Judging infringement of a design patent involves the interpretation of patent claims, as well as the comparison of interpreted patent claims and accused products. When comparing the scope of a design patent with an accused product, the court should first adopt the viewpoint of persons skilled in interpreting the content of the accused product, and then adopt the viewpoint of common consumers, taking into consideration shape, pattern and colour as disclosed by the drawings of the design patent as a whole.(1) Thus, incorrect interpretation of the scope of the accused product can affect the judgment on the visual design as a whole.
In Judgment 2015-Tai-Shang-1775 recently issued by the Supreme Court, the IP Court's second-instance decision was revoked because the Supreme Court thought that the conclusion of patent infringement had been affected by an incorrect interpretation of the accused product.

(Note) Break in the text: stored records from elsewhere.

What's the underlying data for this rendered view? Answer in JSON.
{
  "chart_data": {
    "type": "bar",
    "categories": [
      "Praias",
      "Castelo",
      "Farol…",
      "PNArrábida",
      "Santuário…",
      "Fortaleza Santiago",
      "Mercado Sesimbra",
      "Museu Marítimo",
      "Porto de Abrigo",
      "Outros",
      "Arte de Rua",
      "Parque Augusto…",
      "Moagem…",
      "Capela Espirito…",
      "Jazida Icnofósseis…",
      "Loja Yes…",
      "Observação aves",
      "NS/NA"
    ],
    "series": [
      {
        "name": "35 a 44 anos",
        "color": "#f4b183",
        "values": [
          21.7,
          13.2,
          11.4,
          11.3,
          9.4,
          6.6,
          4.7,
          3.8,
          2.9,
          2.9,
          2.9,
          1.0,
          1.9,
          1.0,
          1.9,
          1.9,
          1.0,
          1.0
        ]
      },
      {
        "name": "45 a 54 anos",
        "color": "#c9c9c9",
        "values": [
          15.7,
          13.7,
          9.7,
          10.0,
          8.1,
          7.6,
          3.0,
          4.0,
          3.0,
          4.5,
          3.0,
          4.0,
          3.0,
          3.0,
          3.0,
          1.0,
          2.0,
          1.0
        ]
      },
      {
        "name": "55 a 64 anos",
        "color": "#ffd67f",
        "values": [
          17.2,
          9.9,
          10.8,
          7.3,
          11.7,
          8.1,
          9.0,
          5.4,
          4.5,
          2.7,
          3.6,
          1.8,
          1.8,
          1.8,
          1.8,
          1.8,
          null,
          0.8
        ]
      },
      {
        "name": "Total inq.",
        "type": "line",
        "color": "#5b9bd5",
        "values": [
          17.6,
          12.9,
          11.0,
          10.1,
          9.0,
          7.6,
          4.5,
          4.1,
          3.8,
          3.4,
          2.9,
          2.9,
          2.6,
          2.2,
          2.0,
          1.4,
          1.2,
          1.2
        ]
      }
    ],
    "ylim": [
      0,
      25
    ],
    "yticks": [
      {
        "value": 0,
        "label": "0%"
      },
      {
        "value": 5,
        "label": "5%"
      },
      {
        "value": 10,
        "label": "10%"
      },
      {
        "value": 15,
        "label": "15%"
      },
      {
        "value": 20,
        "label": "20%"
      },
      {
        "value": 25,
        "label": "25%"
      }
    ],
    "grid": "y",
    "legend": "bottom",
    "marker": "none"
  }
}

The Supreme Court thought that interpretation of the scope of the accused product (in this case, a motorbike) had been tainted by the fact that the patentee had removed the luggage basket before comparing the scope of the design patent and the accused product. The Supreme Court also noted that when comparing the design patent and the accused product, the IP Court had not considered the pattern and colour disclosed by the accused product, which affected the judgment on the design as a whole.
When judging the visual effect of a design as a whole, the design of the main part of the design patent should be considered before the secondary parts. However, if shape, pattern or colour is excluded from consideration and the reasons for the exclusion are not provided, or if any novel features of the accused product are excluded from consideration, the judgment based on the comparison may be deemed incorrect.